We know it wasn’t Devon County Council- they are quoted as saying they will object. It doesn’t seem it is Somerset County Council as DCC mentions that it believes they will also object.

So, we have a very strange situation where the CEO’s of the two counties involved seem to have no power over the people who are supposed to work on behalf of the two counties.

If enough other board members (including our own Paul Diviani) agree, presumably the increase will go ahead.

Remember, this money will not come out of their own budgets but from us, the taxpayers – and we have NEVER been asked if we agree to this.

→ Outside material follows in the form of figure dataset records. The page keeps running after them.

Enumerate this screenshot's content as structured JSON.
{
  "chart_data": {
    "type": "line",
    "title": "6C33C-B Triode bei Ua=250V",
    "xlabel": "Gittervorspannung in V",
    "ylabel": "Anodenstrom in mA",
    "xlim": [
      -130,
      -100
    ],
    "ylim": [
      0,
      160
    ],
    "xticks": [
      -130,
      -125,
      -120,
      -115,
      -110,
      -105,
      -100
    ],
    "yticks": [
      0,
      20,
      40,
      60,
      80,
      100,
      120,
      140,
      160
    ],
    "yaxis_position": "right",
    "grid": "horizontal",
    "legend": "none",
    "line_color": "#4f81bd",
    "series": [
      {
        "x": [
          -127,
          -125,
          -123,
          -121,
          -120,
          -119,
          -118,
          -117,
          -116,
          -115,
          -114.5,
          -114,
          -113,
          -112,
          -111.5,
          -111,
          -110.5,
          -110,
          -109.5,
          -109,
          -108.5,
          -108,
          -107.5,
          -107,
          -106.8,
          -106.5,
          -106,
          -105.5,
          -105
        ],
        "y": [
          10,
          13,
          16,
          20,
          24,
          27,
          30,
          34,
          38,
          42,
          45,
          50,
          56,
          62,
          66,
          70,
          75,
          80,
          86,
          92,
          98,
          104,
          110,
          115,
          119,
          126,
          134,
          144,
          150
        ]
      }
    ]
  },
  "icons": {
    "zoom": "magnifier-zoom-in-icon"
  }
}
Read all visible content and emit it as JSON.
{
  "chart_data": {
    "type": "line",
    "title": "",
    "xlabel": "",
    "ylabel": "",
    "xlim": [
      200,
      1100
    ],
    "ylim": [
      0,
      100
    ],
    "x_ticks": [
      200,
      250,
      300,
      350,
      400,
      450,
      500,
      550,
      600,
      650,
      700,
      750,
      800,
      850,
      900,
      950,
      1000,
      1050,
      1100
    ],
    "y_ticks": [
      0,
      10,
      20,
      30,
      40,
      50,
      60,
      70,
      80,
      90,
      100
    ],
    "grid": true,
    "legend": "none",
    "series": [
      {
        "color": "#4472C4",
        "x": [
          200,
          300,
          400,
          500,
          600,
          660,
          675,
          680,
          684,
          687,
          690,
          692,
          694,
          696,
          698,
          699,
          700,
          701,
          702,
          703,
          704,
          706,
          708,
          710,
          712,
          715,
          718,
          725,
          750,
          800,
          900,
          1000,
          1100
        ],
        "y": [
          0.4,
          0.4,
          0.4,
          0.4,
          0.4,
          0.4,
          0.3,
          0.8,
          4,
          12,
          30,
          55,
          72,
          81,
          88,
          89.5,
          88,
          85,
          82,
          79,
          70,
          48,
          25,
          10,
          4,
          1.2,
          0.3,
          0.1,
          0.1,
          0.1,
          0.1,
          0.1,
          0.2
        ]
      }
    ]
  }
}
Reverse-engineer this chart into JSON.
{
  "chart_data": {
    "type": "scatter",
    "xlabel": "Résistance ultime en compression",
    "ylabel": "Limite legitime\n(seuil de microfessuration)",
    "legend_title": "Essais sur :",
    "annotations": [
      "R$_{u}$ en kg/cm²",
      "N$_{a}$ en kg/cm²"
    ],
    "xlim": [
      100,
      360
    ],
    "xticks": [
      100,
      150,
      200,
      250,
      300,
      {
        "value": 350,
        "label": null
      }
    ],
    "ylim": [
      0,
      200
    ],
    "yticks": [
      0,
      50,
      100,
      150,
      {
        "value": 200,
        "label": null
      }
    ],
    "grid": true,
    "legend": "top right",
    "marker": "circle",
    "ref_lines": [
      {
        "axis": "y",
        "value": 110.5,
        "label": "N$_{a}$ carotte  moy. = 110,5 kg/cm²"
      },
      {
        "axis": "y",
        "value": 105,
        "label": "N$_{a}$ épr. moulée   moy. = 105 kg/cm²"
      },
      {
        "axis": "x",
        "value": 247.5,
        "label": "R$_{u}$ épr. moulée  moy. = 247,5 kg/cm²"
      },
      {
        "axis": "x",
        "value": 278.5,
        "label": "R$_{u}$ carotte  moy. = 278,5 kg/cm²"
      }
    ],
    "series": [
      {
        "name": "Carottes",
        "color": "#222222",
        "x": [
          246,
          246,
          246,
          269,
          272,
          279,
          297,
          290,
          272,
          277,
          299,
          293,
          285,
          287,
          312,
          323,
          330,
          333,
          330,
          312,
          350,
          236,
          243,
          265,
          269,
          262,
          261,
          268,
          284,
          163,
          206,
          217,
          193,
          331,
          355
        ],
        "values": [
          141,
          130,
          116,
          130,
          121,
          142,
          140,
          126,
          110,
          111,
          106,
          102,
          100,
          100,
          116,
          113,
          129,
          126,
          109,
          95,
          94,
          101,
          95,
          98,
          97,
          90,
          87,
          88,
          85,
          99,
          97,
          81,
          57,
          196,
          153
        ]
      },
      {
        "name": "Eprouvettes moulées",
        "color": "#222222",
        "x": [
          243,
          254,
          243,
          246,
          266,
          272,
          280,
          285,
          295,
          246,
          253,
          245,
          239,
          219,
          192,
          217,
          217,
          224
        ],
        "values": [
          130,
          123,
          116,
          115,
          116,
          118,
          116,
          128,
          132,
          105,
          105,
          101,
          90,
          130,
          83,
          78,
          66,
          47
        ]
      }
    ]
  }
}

2 thoughts on “Who suggested a 26% payrise for our LEP’s CEO and who pays for it?

  1. All very well John Hart saying he cannot support the proposed 26% pay rise for the Chief Executive, Chris Garcia, but he knows that the LEP has to be chaired by a prominent businessman and businessmen have to form the majority i.e that there is no democratic control over what they do whatsoever. The coalition government set these bonkers ground rules in 2010, in what now looks like too much haste.

    Questions are: what role did John Hart play in creating our particular monster under these rules? And is he prepared to continue backing an organisation spending hundreds of millions of our money on schemes which are supposed to create growth in our local economy, with no measures of success and no effective monitoring organisation?


  2. A few more titbits.

    Two of the many things we don’t know about our LEP are: how many staff our £90,729 pa (current pay rate now under review) Chief Executive, Chris Garcia, manages? Or what the staff bill and administrative costs are? Nation Audit Office (NAO) believes median number of full time equivalent staff across the country is eight.

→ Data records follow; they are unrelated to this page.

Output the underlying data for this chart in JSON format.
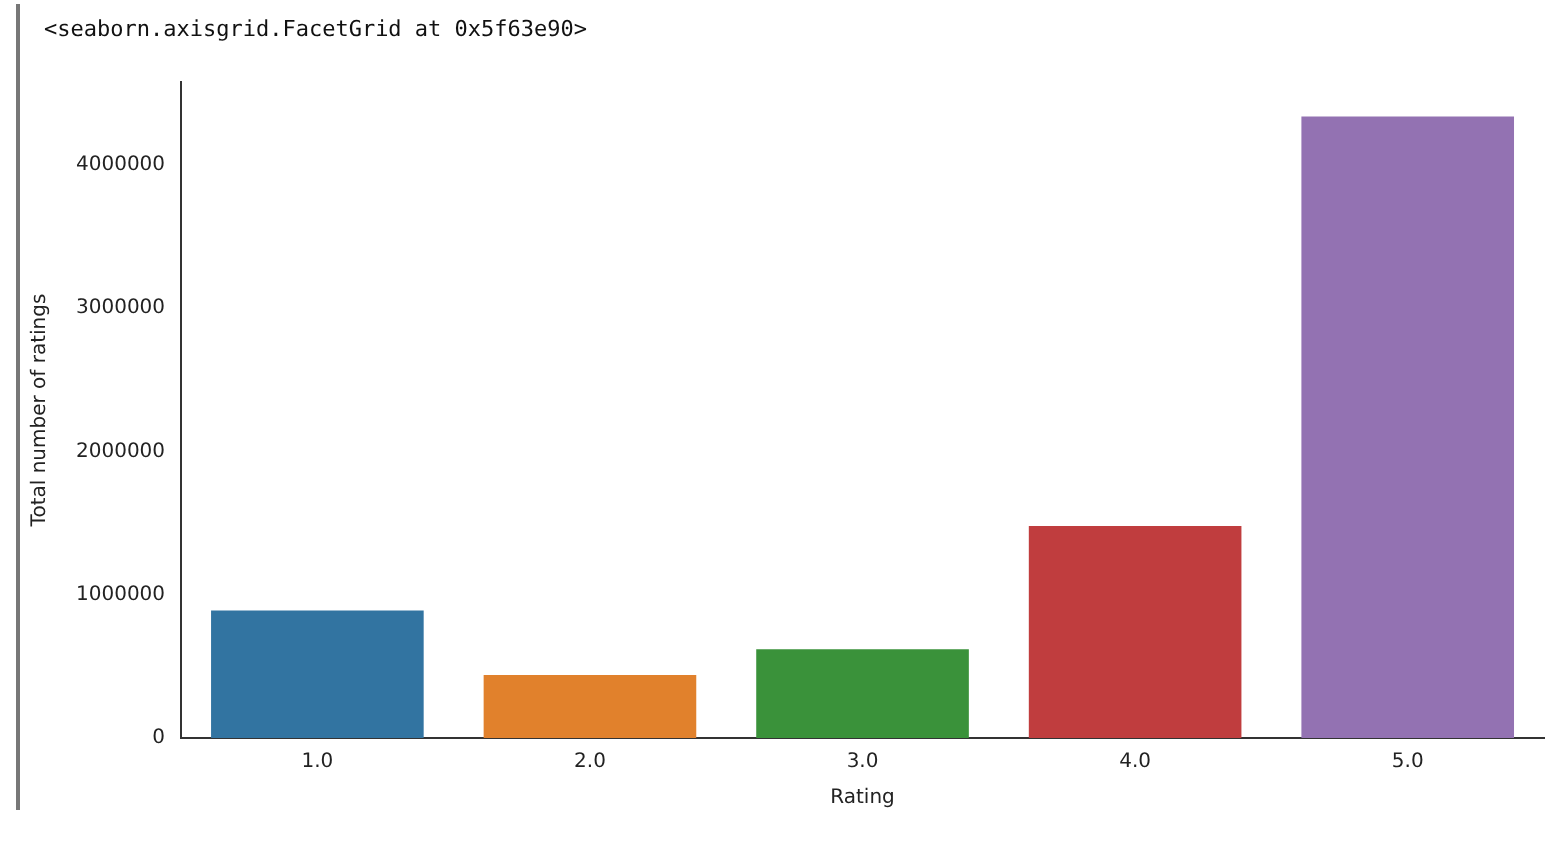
{
  "chart_data": {
    "type": "bar",
    "annotations": [
      "<seaborn.axisgrid.FacetGrid at 0x5f63e90>"
    ],
    "xlabel": "Rating",
    "ylabel": "Total number of ratings",
    "categories": [
      "1.0",
      "2.0",
      "3.0",
      "4.0",
      "5.0"
    ],
    "values": [
      890000,
      440000,
      620000,
      1480000,
      4340000
    ],
    "colors": [
      "#3274a1",
      "#e1812c",
      "#3a923a",
      "#c03d3e",
      "#9372b2"
    ],
    "ylim": [
      0,
      4580000
    ],
    "yticks": [
      0,
      1000000,
      2000000,
      3000000,
      4000000
    ],
    "grid": false,
    "legend": false
  }
}
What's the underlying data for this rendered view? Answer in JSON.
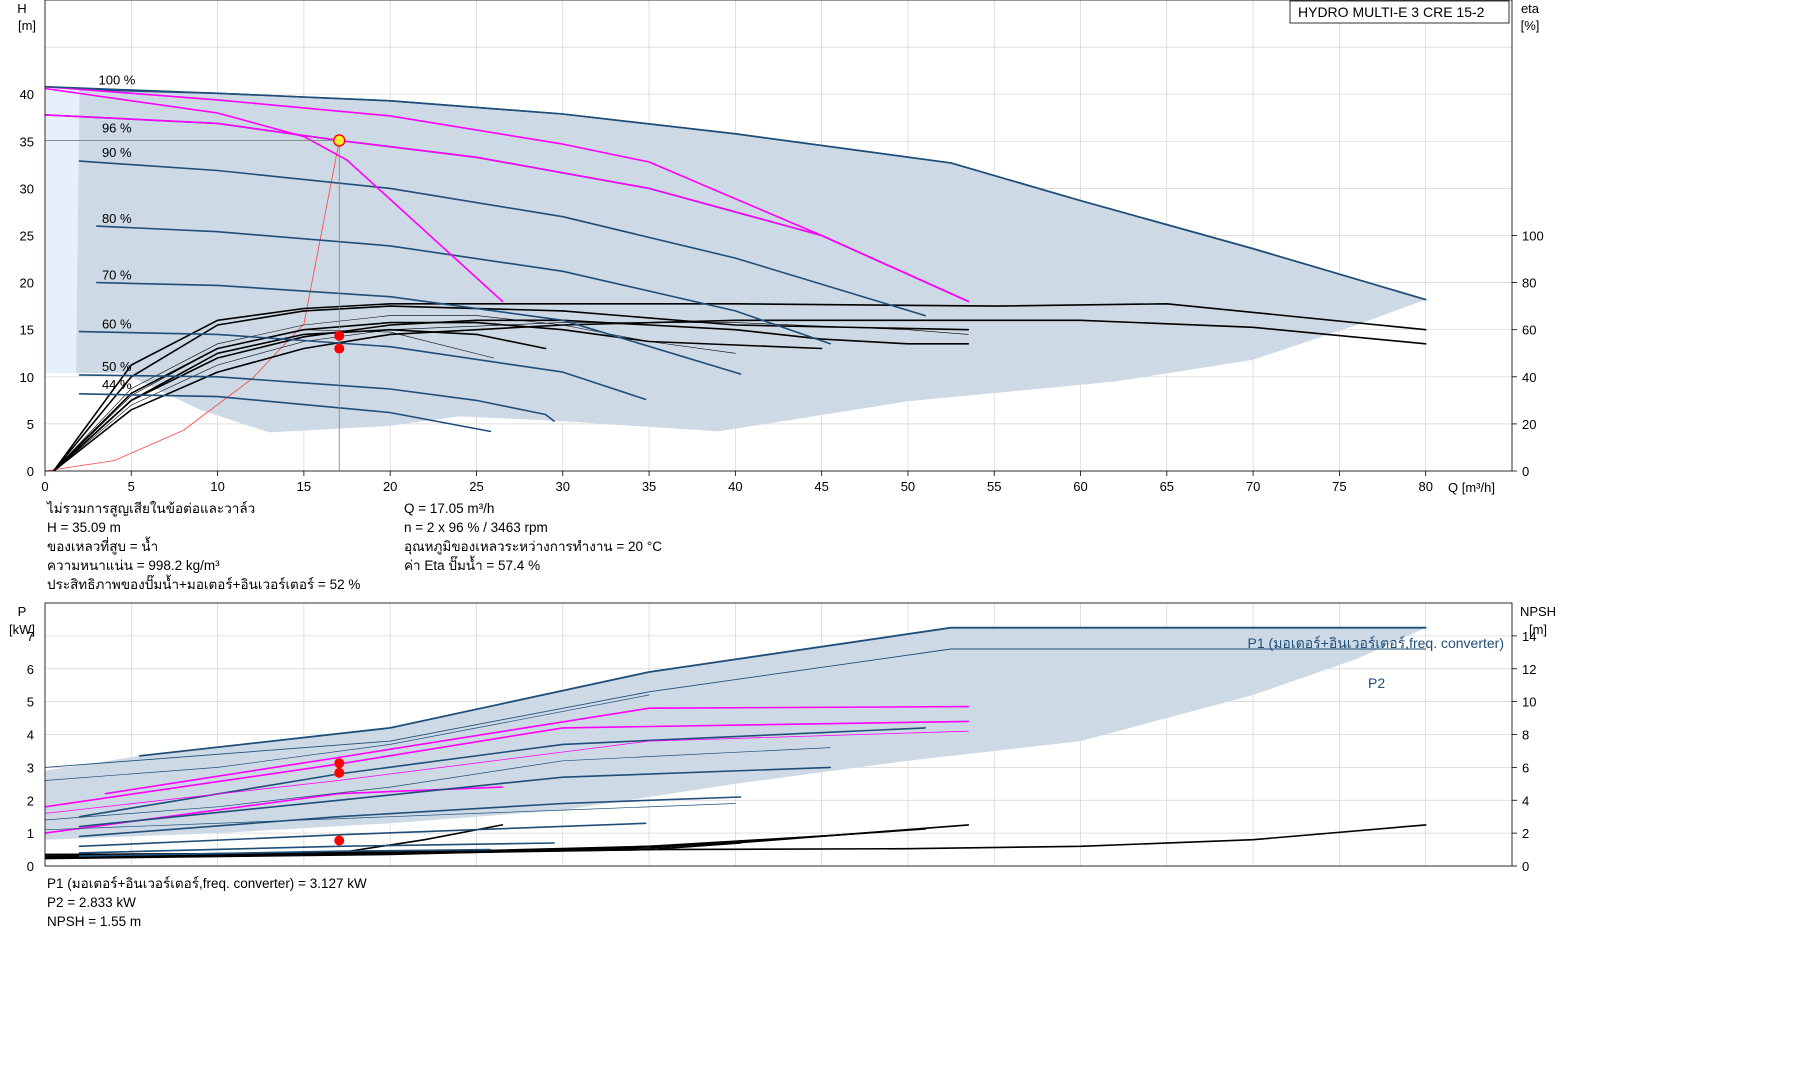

    The initial intention was that LEPs should be self-funding from private enterprise. In the event these funds did not materialise for the first LEPs to emerge, but imagine the expectations this funding mechanism could have generated amongst the “donor” community.

    In a 2016 report the NAO says: “The Department [Department for Communities and Local Government] provides LEPs with £500,000 in core funding for administrative purposes, subject to LEPs securing £250,000 in match funding from local partners. All LEPs received the same core funding, regardless of size or structure.”

    So there is really quite a lot of cash in the kitty to spend on “administrative purposes” (maybe it is even ring fenced for such purposes and if the CE and staff don’t get it, it disappears back to the Treasury?).

    One of the reasons the Coalition announced in their 2010 White Paper the eventual abolition of Regional Development Agencies and their replacement by LEPs was because the current system was not seen to be delivering. So it is slightly surprising to see that Chris Garcia is a one-time “Director of Enterprise and Skills at the South West Regional Development Agency”.